Nel gennaio del 1969 è a Praga, per documentare i funerali di Jan Palach, poi di nuovo in Israele, a Gerusalemme, che frequenterà a lungo e con assiduità stringendo rapporti di amicizia con gli scrittori David Grossman e Abraham B. Yehoshua; allo stesso periodo è ascrivibile una delle rarissime immagini che la ritraggono in azione, in una località imprecisata dell’Egitto. Nel giugno del 1970 è nel Salento, in Puglia, dove documenta il fenomeno del tarantismo; compie quindi un lungo viaggio in camper verso la Turchia, giungendo fino in Iran, a Teheran e Persepoli. In Abruzzo documenta la festa pasquale dei Talami ad Orsogna, nel 1968, e il linguaggio gestuale a Cerqueto di Fano Adriano, nel 1977.
Nei decenni seguenti è a Parigi, a Cuba, di nuovo in Nepal, in India, in Israele, negli Stati Uniti, in Brasile, ancora in Turchia, in Argentina, in Cile, in Cina, in Etiopia, in Estonia, a Creta, in Egitto, in Giappone, in Birmania.
Espone in tutto il mondo e collabora con i maggiori quotidiani italiani e i più importanti settimanali, con quelli francesi, tedeschi, inglesi, americani, indiani. Pubblica ventisei volumi con Mondadori, Garzanti, Vallardi, Franco Maria Ricci, Edizioni Scientifiche Italiane, Fahrenheit 451, Vita e Pensiero, La Casa Usher, Edizioni Paoline.
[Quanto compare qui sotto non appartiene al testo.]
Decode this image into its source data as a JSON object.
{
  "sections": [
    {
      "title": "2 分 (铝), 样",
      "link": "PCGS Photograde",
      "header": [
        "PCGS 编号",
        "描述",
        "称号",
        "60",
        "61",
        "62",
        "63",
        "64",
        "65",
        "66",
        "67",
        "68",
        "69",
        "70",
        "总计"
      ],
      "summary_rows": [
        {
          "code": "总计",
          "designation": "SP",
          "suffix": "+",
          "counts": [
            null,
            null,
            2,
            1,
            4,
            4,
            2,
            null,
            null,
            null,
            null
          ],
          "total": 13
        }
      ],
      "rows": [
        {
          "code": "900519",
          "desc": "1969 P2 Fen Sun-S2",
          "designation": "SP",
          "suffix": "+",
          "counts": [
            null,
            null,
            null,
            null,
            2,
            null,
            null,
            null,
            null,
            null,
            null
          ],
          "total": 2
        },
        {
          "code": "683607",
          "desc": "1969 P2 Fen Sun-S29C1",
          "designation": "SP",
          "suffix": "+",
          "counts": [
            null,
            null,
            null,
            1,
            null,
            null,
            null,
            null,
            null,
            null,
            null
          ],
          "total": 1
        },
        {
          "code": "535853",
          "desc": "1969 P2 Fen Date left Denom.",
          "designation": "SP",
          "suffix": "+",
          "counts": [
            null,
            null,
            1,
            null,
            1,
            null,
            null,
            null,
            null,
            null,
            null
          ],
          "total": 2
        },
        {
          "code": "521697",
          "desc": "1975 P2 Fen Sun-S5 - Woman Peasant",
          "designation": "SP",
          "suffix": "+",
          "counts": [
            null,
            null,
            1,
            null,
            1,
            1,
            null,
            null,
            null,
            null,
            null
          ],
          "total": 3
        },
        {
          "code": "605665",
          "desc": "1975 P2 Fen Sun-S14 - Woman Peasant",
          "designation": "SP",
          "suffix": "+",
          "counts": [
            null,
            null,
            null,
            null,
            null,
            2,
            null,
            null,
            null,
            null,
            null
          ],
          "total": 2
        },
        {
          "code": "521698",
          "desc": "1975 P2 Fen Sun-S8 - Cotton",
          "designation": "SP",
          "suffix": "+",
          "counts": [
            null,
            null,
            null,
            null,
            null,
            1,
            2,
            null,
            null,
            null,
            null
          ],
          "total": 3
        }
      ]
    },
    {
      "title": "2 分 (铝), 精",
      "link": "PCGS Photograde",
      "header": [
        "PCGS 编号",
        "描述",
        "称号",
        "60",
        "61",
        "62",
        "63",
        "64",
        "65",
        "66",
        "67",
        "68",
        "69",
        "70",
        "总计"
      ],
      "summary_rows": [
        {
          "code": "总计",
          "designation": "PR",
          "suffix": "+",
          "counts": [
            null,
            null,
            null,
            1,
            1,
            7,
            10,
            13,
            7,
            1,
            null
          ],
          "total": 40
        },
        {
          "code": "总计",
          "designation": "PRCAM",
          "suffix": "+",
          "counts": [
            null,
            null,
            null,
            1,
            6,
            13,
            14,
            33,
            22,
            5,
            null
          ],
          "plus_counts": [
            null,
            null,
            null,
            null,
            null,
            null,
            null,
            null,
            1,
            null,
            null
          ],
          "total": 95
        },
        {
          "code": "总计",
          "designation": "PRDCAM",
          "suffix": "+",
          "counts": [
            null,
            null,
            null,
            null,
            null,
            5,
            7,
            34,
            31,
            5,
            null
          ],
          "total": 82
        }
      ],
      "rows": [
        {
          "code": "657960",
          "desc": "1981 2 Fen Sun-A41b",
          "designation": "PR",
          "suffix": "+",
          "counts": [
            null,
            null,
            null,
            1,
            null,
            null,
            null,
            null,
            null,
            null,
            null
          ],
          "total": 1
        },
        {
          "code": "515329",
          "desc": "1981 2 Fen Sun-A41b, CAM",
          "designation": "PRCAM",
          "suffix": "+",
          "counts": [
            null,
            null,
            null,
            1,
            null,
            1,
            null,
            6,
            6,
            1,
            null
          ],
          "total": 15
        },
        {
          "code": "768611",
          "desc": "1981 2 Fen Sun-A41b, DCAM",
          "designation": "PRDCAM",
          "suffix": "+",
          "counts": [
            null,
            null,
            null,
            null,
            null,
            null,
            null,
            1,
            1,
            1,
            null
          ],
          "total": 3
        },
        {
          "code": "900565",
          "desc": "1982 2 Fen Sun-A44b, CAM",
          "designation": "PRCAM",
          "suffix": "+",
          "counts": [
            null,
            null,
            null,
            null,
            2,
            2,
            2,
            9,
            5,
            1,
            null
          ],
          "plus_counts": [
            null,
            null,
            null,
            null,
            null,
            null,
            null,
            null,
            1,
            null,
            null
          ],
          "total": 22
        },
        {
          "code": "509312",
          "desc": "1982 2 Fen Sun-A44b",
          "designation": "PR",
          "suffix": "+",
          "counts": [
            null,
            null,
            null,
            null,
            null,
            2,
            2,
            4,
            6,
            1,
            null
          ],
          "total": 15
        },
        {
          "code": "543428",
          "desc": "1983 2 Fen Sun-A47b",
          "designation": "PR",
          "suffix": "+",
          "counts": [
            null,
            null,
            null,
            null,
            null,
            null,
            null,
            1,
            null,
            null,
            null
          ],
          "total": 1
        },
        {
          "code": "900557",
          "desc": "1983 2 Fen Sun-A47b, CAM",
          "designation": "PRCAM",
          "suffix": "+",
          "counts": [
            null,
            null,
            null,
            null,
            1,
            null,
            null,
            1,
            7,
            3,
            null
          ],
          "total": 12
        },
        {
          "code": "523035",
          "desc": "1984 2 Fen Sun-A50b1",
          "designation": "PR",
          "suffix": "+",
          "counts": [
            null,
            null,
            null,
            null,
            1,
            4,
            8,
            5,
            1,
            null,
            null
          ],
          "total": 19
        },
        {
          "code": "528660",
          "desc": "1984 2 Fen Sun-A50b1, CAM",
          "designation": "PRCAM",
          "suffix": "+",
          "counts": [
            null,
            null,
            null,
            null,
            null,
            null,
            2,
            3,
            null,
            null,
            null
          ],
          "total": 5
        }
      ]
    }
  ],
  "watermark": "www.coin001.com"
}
Gli ultimi viaggi che compie sono nei luoghi che più degli altri aveva amato e frequentato nel corso della sua vita: a Gerusalemme, in Israele, nel 2000, e a Varanasi, in India, nell’autunno del 2001. Sebastiana Papa muore a Roma il 20 aprile del 2002, lasciando incompiuta la realizzazione dell’opera antologica Le Repubbliche delle Donne, dedicata al monachesimo femminile, portata poi a termine nel 2013 sulla base delle indicazioni dell’autrice.
Il suo archivio, costituito da circa 7 mila pellicole negative 35 mm, da una corposa raccolta di provini, di stampe fotografiche di vario formato, di materiali di lavoro, unitamente alle macchine usate, due Leica M3, è stato donato nel 2006 per volontà dei fratelli all’Istituto Centrale per il Catalogo e la Documentazione di Roma (ICCD, Gabinetto Fotografico Nazionale); la sua biblioteca, secondo le volontà da lei espresse, è stata donata al Centro per la pace e l’intercultura di Nonantola, in provincia di Modena.
Le sue ceneri sono riposte nel piccolo cimitero del Monastero Cistercense della Stretta Osservanza di Vitorchiano.